If you want to index items whose metadata and data are stored in different locations, the best practice is to create a pre-push extension. This extension then applies to every item crawled, merging its data and metadata before the item is pushed into the cloud.

For example, you may be using a Database source, where the database contains item metadata, including a link to the file containing the item data.

To follow the link to an item, extract the data of the item, and then add that data in the item body, you would use a pre-push extension such as the following:

import base64
import datetime
import os.path
import subprocess
import zlib

# Prepush logs will be sent as "prepushlog" metadata
log = []

def do_extension(body):
    global log
    log = ['BEGIN %s' %(datetime.datetime.now().time())]

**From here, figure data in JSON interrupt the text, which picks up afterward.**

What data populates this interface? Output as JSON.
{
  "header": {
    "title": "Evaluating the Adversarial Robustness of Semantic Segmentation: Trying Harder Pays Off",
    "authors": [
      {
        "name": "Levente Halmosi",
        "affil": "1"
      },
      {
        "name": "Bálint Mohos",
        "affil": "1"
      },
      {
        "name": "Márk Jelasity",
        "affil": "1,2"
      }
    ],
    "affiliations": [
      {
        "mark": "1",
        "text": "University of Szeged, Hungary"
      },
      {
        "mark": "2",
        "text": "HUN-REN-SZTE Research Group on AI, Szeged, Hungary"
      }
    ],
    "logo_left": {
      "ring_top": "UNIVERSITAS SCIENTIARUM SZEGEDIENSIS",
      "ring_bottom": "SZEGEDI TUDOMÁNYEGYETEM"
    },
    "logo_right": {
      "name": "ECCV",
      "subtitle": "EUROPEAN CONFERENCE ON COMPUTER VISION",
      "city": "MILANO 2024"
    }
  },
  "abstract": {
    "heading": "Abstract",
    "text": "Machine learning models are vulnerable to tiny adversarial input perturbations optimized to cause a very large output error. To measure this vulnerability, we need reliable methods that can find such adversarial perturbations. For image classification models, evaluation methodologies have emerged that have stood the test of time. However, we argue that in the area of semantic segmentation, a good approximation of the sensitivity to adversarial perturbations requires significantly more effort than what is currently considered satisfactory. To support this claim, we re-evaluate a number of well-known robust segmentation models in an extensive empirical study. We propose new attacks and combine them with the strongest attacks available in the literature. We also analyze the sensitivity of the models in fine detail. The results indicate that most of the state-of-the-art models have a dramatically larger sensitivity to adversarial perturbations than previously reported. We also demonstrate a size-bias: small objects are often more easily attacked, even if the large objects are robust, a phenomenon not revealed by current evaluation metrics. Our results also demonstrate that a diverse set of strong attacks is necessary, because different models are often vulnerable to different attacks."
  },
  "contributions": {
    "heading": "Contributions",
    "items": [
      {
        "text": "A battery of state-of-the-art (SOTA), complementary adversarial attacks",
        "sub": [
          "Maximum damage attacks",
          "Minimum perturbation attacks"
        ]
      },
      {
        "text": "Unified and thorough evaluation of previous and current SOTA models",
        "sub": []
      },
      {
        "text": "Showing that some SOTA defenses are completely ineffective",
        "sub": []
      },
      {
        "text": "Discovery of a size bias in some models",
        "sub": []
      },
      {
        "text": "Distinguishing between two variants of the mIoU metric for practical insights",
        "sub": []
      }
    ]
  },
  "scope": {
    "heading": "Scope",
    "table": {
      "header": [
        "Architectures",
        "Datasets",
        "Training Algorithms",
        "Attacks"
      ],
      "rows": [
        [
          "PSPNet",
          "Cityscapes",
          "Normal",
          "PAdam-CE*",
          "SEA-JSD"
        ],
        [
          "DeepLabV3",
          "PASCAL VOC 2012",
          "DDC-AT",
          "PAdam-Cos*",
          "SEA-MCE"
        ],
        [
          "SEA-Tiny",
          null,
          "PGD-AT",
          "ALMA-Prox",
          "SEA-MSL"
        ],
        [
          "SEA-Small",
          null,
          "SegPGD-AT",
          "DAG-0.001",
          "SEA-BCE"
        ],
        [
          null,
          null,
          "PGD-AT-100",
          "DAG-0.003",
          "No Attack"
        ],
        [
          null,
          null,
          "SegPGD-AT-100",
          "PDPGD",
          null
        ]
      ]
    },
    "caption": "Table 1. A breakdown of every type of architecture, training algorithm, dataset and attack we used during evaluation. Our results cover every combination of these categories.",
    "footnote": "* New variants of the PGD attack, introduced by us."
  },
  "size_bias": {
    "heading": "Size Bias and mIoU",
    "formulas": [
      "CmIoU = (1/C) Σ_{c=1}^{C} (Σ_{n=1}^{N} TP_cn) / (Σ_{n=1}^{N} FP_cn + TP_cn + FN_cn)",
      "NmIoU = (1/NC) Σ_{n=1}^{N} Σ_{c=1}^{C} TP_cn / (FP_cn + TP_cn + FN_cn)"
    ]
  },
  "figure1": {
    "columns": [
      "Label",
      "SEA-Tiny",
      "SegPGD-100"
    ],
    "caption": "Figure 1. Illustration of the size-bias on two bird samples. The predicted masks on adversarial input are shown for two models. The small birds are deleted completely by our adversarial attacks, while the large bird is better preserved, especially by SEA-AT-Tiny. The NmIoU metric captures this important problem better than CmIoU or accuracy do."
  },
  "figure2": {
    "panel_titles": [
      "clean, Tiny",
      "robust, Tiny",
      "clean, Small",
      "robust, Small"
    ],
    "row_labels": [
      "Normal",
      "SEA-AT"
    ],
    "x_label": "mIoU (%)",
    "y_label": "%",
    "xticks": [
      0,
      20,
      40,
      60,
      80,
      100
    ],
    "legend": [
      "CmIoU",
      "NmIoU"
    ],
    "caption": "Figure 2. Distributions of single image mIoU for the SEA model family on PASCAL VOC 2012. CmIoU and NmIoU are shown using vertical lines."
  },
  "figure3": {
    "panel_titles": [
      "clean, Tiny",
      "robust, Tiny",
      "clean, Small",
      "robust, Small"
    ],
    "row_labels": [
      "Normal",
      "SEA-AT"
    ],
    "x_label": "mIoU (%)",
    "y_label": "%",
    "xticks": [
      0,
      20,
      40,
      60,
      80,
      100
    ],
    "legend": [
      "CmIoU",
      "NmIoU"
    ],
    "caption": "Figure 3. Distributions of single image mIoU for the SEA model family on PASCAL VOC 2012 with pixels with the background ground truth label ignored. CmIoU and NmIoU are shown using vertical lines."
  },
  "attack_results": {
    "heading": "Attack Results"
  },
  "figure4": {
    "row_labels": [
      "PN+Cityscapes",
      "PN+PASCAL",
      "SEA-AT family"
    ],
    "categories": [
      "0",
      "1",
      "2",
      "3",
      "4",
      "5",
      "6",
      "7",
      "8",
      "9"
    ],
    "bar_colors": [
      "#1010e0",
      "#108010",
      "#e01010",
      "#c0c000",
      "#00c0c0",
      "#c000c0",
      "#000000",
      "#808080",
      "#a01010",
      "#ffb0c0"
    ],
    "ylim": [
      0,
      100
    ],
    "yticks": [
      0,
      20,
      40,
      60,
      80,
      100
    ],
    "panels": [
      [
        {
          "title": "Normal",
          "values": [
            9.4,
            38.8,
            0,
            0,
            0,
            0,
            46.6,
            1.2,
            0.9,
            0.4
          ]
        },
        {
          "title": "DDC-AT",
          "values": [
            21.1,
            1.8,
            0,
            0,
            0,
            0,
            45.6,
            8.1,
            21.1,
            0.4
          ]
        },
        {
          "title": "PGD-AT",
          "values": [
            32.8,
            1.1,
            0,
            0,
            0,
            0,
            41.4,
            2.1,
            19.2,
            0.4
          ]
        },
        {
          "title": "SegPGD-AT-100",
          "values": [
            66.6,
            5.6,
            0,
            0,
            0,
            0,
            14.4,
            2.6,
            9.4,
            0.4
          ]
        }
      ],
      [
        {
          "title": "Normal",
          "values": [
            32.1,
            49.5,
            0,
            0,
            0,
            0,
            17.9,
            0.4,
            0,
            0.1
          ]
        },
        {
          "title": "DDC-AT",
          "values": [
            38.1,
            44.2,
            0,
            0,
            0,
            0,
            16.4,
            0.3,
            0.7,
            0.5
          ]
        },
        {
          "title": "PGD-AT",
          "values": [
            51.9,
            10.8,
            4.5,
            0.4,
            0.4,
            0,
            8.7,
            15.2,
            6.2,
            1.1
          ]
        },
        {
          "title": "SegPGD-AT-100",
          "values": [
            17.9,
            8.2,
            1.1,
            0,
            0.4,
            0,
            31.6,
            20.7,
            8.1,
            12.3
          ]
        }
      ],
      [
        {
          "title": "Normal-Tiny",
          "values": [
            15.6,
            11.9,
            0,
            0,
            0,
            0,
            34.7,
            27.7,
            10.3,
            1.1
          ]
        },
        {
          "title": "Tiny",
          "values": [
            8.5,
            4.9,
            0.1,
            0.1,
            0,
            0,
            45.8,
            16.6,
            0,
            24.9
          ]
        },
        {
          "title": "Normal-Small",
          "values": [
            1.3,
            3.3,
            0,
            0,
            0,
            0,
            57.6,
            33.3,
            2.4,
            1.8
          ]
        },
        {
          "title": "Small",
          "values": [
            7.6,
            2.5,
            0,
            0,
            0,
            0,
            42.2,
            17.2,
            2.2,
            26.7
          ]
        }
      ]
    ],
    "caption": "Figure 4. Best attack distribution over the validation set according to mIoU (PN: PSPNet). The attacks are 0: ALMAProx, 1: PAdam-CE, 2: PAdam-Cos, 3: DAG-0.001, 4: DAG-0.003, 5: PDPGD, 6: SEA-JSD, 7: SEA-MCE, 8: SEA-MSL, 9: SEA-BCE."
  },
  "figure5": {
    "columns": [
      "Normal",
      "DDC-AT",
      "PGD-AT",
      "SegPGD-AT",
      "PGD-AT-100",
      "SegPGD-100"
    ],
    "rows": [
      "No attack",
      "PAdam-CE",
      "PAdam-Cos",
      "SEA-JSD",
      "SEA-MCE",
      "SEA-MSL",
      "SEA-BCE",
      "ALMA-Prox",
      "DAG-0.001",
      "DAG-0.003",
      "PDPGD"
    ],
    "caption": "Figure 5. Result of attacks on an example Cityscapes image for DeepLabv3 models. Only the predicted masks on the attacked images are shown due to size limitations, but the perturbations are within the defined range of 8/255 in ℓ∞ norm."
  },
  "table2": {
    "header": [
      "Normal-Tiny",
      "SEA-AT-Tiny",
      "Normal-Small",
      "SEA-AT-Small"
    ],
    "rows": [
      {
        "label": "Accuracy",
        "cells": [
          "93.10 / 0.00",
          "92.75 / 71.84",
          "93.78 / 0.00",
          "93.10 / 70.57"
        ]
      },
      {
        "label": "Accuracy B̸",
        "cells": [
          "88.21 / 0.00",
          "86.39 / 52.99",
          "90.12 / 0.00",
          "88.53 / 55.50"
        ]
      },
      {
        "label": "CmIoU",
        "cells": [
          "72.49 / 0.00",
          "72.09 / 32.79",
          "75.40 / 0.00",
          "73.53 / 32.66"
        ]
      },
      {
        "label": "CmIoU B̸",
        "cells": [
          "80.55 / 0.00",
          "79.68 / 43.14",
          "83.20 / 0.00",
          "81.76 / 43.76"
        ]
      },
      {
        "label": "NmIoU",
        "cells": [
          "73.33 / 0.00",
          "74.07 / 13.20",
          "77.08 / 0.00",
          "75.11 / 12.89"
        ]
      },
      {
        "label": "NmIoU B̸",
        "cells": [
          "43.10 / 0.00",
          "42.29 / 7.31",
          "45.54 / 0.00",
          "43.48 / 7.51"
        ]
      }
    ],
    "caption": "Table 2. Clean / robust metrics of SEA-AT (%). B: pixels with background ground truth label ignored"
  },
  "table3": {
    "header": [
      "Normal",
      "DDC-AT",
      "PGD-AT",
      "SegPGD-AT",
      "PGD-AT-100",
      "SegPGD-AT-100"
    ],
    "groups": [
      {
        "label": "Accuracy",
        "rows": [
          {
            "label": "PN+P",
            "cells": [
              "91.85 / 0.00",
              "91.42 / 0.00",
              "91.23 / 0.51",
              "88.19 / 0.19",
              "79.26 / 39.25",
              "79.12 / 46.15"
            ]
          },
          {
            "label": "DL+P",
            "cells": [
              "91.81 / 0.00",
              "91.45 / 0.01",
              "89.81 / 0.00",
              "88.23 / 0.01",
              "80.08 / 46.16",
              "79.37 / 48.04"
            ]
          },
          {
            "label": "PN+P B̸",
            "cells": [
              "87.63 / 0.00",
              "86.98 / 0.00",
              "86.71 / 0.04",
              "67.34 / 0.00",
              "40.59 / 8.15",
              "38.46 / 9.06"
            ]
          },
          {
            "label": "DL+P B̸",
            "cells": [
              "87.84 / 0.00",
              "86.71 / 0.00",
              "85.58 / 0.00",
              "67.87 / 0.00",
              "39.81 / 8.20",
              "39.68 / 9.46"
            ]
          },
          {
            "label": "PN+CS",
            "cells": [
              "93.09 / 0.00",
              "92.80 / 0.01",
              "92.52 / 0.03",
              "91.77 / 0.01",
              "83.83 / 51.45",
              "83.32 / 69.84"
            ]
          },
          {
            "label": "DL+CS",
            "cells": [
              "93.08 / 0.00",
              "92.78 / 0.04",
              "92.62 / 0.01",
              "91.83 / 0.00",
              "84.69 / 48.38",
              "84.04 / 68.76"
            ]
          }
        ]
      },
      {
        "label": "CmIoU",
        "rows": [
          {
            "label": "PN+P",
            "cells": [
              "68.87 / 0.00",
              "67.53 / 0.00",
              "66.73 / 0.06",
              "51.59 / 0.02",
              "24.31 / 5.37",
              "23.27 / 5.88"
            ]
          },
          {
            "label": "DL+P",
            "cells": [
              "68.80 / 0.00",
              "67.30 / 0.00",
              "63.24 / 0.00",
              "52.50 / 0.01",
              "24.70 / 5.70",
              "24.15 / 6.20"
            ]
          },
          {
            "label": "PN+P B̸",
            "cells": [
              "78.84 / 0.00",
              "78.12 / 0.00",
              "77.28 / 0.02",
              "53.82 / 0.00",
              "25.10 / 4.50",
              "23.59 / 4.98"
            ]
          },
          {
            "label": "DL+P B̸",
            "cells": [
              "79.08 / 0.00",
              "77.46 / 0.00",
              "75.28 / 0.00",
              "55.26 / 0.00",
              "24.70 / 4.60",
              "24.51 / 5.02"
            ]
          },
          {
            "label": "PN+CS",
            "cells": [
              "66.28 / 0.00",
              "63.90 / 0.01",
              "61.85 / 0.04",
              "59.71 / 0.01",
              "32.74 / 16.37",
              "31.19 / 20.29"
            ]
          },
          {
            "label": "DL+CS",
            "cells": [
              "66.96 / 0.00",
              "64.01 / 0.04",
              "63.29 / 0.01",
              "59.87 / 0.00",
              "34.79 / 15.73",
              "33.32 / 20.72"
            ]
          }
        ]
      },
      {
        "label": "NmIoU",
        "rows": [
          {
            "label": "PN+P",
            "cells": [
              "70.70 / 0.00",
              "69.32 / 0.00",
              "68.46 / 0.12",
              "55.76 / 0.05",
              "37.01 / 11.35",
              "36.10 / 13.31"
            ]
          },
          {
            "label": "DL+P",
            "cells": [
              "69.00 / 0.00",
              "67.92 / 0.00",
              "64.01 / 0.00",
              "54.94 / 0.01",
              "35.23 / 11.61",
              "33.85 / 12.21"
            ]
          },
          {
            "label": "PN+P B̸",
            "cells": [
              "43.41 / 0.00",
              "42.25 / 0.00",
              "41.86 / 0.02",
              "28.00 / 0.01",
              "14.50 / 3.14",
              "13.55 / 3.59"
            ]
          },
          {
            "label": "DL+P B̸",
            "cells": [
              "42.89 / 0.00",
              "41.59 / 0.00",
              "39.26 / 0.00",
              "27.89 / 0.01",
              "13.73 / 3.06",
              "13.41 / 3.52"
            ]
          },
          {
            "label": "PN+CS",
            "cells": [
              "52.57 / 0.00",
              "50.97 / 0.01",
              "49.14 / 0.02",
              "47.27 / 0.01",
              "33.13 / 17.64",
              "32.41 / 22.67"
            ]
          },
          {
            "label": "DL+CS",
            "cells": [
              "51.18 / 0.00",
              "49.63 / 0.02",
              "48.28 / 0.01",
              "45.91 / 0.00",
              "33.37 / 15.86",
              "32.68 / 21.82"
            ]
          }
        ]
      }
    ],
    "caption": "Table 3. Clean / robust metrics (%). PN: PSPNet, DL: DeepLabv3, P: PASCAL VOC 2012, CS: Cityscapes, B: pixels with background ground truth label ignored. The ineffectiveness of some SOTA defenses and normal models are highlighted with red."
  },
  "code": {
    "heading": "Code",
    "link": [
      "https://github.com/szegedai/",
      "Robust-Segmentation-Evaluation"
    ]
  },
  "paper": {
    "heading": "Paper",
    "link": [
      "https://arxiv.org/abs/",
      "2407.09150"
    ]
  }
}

    full_path = 'C:/Data/sample.pdf'

    if os.path.isfile(full_path):
        # Open and read the file as a binary (`rb`)
        with open(full_path,'rb') as f:
            file_data = f.read()
            if len(file_data) > 0:
                # Compress and encode the file using `zlib` and `base64` modules
                body['CompressionType'] = 'ZLIB'
                body['CompressedBinaryData'] = base64.b64encode(zlib.compress(file_data)).decode()
                #log.append('file_data: ' + base64.b64encode(zlib.compress(file_data)).decode())
                body['prepushflag'] = 'true'
            else:
                log.append('file_data is empty for document: %s' % full_path)
    else:
        log.append('file not found: %s' % full_path)

    body['prepushlog']=';'.join(log)
    return body